The project builds on Manufacturing's Academy of Denmark’s (MADE), strong experience and capabilities in bridging academic research to industrial practice by governing all stakeholders from academia over RTOs, technology providers and system integrators to end users. This follows a series of previous projects called MADE SPIR, MADE Digital and MADE FAST.

At AU we closely collaborate with CIM, Novo Nordisk, Grundfos and LEGO and we lead a Work Package called “Digital Integration and Decision Support”, where the goal is that we will:

  1. Establish digital twin capabilities at all levels of the manufacturing system with research as extensions of tools e.g., TensorFlow, CatchAI and DTaaS.

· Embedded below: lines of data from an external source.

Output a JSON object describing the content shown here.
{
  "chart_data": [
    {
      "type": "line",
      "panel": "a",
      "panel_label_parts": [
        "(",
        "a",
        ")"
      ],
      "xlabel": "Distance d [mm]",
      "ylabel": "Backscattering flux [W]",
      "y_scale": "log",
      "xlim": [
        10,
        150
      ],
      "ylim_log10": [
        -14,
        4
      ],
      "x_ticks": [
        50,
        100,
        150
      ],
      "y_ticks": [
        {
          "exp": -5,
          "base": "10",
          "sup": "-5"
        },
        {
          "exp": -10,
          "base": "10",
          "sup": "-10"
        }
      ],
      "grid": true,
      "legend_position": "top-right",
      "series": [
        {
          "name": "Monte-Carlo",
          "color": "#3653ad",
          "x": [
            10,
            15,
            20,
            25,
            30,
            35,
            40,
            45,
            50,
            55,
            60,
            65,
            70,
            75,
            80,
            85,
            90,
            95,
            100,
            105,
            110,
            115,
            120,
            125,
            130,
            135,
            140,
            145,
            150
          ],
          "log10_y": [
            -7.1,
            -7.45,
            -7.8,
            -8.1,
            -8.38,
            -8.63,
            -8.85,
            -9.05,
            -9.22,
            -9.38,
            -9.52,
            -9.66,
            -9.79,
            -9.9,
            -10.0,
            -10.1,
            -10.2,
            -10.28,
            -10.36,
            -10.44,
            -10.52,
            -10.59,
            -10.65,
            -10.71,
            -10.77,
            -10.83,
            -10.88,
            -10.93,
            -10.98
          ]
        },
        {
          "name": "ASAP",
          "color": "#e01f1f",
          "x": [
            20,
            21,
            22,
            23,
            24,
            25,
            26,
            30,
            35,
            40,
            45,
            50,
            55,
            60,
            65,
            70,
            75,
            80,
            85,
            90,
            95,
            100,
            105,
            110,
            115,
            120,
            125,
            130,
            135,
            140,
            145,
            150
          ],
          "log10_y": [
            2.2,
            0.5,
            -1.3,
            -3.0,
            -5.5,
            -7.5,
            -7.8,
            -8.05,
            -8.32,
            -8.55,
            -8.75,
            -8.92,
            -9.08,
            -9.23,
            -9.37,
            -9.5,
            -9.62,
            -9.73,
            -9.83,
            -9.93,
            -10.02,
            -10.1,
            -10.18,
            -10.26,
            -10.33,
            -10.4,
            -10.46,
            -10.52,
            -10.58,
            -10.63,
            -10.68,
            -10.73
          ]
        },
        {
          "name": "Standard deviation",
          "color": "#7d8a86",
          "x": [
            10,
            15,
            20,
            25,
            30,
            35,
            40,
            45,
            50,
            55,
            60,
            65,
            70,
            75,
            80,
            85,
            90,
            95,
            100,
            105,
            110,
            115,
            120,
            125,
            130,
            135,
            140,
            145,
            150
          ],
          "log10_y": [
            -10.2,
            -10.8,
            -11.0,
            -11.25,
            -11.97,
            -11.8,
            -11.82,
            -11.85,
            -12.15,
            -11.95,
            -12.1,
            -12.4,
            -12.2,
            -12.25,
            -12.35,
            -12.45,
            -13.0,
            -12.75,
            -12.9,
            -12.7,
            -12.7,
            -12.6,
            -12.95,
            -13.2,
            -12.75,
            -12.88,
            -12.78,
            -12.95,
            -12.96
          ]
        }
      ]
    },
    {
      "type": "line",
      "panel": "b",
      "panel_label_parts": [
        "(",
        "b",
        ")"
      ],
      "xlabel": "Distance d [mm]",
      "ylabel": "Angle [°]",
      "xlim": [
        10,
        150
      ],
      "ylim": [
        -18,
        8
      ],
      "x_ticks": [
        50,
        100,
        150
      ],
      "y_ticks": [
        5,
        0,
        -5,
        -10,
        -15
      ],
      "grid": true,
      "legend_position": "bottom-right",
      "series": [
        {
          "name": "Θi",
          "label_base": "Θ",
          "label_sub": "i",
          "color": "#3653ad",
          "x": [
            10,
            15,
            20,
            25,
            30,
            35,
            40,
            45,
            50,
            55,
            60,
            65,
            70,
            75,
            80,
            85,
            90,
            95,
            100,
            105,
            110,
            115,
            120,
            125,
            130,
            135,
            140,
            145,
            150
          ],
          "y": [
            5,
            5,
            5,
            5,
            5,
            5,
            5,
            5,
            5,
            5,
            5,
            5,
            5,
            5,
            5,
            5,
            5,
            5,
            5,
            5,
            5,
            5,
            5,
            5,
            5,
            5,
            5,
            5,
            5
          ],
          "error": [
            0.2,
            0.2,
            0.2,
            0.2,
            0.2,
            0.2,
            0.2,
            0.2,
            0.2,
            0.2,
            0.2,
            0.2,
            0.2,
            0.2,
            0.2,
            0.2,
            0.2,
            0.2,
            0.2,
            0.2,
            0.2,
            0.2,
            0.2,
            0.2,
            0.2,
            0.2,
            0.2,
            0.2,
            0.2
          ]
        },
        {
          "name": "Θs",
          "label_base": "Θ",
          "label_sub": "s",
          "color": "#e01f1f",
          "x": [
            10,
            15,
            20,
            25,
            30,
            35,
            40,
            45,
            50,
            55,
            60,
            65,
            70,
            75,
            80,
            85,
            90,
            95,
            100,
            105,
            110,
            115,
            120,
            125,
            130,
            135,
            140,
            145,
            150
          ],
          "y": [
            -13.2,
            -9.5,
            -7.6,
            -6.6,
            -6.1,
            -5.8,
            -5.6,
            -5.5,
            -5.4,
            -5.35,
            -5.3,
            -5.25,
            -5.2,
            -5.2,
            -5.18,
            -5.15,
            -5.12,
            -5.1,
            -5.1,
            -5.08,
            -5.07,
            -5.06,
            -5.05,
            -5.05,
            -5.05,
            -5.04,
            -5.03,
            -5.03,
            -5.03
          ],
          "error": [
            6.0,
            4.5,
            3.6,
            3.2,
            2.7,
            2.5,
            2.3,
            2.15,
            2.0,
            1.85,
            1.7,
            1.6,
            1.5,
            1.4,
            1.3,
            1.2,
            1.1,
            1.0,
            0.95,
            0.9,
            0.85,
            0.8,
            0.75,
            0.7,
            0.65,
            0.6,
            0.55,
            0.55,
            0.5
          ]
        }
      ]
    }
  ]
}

  2. Target optimal presentation of real-time manufacturing data to provide the right information about the production status to different stakeholders to enable them to take action when necessary.
  3. Determine autonomy possibilities by exploring when it is possible to take decisions autonomously at all levels of manufacturing (without human involvement).
  4. Update the operational manufacturing setup with MLOps capabilities to enable the learned models to be deployed in an operational manufacturing setting (including PLCs) in an automated fashion.
  5. Enable real-time fault detection and reporting to detect faults in the manufacturing system at a specific level and reporting to the right stakeholders who will be able to take corrective actions (if necessary).